It was going to be beautiful.
It was going to jump-start a struggling economy. It was a big gamble with a huge upside funded by free money. This would put Newport on the map. It was a silver bullet.
It was a cold February morning and I was headed to Vermont. When an opportunity for an all-expenses paid trip to New England arose, I immediately jumped on it. Strong Towns was kind enough to send me to help with a community engagement project with some amazing partner organizations. I couldn't pass it up.
Our objectives were simple; engage the community, present the Strong Towns message, and cross our fingers the community would make the right decision.
The town of Newport is settled amidst the forests and farms of the northern Vermont countryside, not far from the Canadian border. It's a stunning New England town of 4,600 people nestled on the beautiful shores of Lake Memphremagog, the capital of the Northeast Kingdom.
The big, new, exciting, silver bullet renaissance plan was going to take many forms: demolish blocks of historic buildings and replace them with new mixed-use buildings, a new conference center, a marina, and, of course, attract a bio-tech research firm from South Korea.
Tourism would boom, jobs would be created, and the town would be forever changed. And it would all be funded through an obscure Federal program called EB-5. Or, as locals referred to it: free money.
This was the dream, but reality had something else in mind.
I didn't know much about the EB-5 program or what it meant. Money was money, regardless of the source. Free money, all the better. I assumed everything was above board. This was Vermont after all, not New Jersey.
All I cared about was that a town was about to tear down its historic Main Street. This struck me as an irresponsible thing to do. Residents and civic boosters insisted Main Street was unsatisfactory, unsafe, and unusable. It looked fine to me. In fact, in the small Midwestern town of my childhood, this block would have been the town's pride and joy.
I vaguely remember conversations about whether the historic core should be replaced. The proposed replacement had a healthy mix of uses, good architecture, and respected the surrounding urban form. What's not to like? It was responsible urban development.
The EB-5 program is a federally-sponsored scheme designed to allow wealthy foreign citizens to invest $500,000 in projects in distressed areas in return for Green Cards.
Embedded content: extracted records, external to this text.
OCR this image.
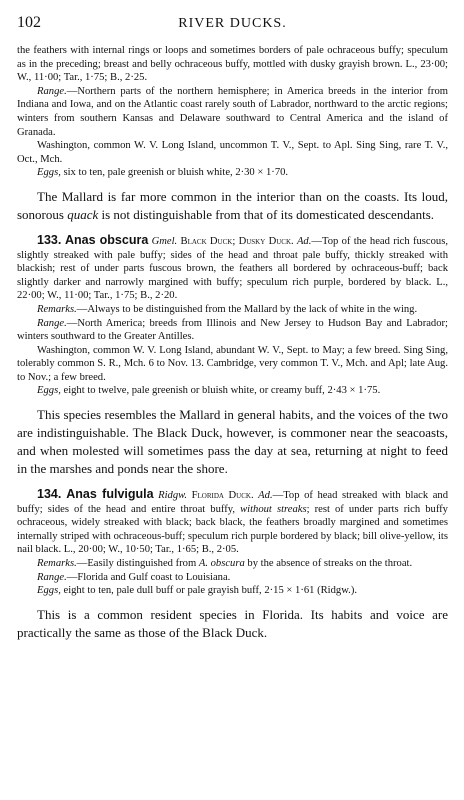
102	RIVER DUCKS.

the feathers with internal rings or loops and sometimes borders of pale ochraceous buffy; speculum as in the preceding; breast and belly ochraceous buffy, mottled with dusky grayish brown. L., 23·00; W., 11·00; Tar., 1·75; B., 2·25.

Range.—Northern parts of the northern hemisphere; in America breeds in the interior from Indiana and Iowa, and on the Atlantic coast rarely south of Labrador, northward to the arctic regions; winters from southern Kansas and Delaware southward to Central America and the island of Granada.

Washington, common W. V. Long Island, uncommon T. V., Sept. to Apl. Sing Sing, rare T. V., Oct., Mch.

Eggs, six to ten, pale greenish or bluish white, 2·30 × 1·70.

The Mallard is far more common in the interior than on the coasts. Its loud, sonorous quack is not distinguishable from that of its domesticated descendants.

133. Anas obscura Gmel. Black Duck; Dusky Duck. Ad.—Top of the head rich fuscous, slightly streaked with pale buffy; sides of the head and throat pale buffy, thickly streaked with blackish; rest of under parts fuscous brown, the feathers all bordered by ochraceous-buff; back slightly darker and narrowly margined with buffy; speculum rich purple, bordered by black. L., 22·00; W., 11·00; Tar., 1·75; B., 2·20.

Remarks.—Always to be distinguished from the Mallard by the lack of white in the wing.

Range.—North America; breeds from Illinois and New Jersey to Hudson Bay and Labrador; winters southward to the Greater Antilles.

Washington, common W. V. Long Island, abundant W. V., Sept. to May; a few breed. Sing Sing, tolerably common S. R., Mch. 6 to Nov. 13. Cambridge, very common T. V., Mch. and Apl; late Aug. to Nov.; a few breed.

Eggs, eight to twelve, pale greenish or bluish white, or creamy buff, 2·43 × 1·75.

This species resembles the Mallard in general habits, and the voices of the two are indistinguishable. The Black Duck, however, is commoner near the seacoasts, and when molested will sometimes pass the day at sea, returning at night to feed in the marshes and ponds near the shore.

134. Anas fulvigula Ridgw. Florida Duck. Ad.—Top of head streaked with black and buffy; sides of the head and entire throat buffy, without streaks; rest of under parts rich buffy ochraceous, widely streaked with black; back black, the feathers broadly margined and sometimes internally striped with ochraceous-buff; speculum rich purple bordered by black; bill olive-yellow, its nail black. L., 20·00; W., 10·50; Tar., 1·65; B., 2·05.

Remarks.—Easily distinguished from A. obscura by the absence of streaks on the throat.

Range.—Florida and Gulf coast to Louisiana.

Eggs, eight to ten, pale dull buff or pale grayish buff, 2·15 × 1·61 (Ridgw.).

This is a common resident species in Florida. Its habits and voice are practically the same as those of the Black Duck.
In other words, buying citizenship.
To access the foreign capital, a well-known local ski-resort owner/civic-booster partnered with a banker from Florida, of whom is now being accused of embezzling $50 million for personal uses; and the Korean bio-tech firm, according to the Securities and Exchange Commission, was "nearly a complete fraud".
The fraud was, unfortunately, discovered after the town had torn down it's historic downtown; a combination of bad foresight and bad timing. After a year of sitting empty, a local resident was quoted by the New York Times as saying, "We call it Little Beiruit. It looks like it was bombed."
A history destroyed, a tax-base diminished, small businesses destroyed, and an embarrassing black eye for a small town in Vermont that bit off more than it could chew.
Gone is Newport's history, with a tax-base diminished and small businesses destroyed. The giant hole in the ground is akin to the infamous Kelo vs. New London, and a not-so-subtle reminder to not put all your eggs in one basket.
Strong Towns was brought in to help provide the community with some visioning. Maybe I had one too many glasses of red wine the night prior and didn't sell it as well as I could? That, or the political inertia of these projects is simply too difficult to halt.
Consulting over a 4 day weekend doesn't give one an opportunity to truly experience a community. I can't say I know Newport well, but I know it well-enough to say it doesn't deserve a hole in the ground. It's a lovely community that made a big mistake, like so many others. This isn't to brag or say, I told you so. Hopefully their story can help others be more mindful of the silver-bullet project.
A Strong Town practices incremental development. This approach prevents these tragedies from happening. Big developers and mega-projects aren't going to fix our cities. The kind of development that works - the resilient kind of development - happens at a small, local scale by someone who cares about the place they live.
Meanwhile, construction is well underway on a Walmart Supercenter at the edge of town.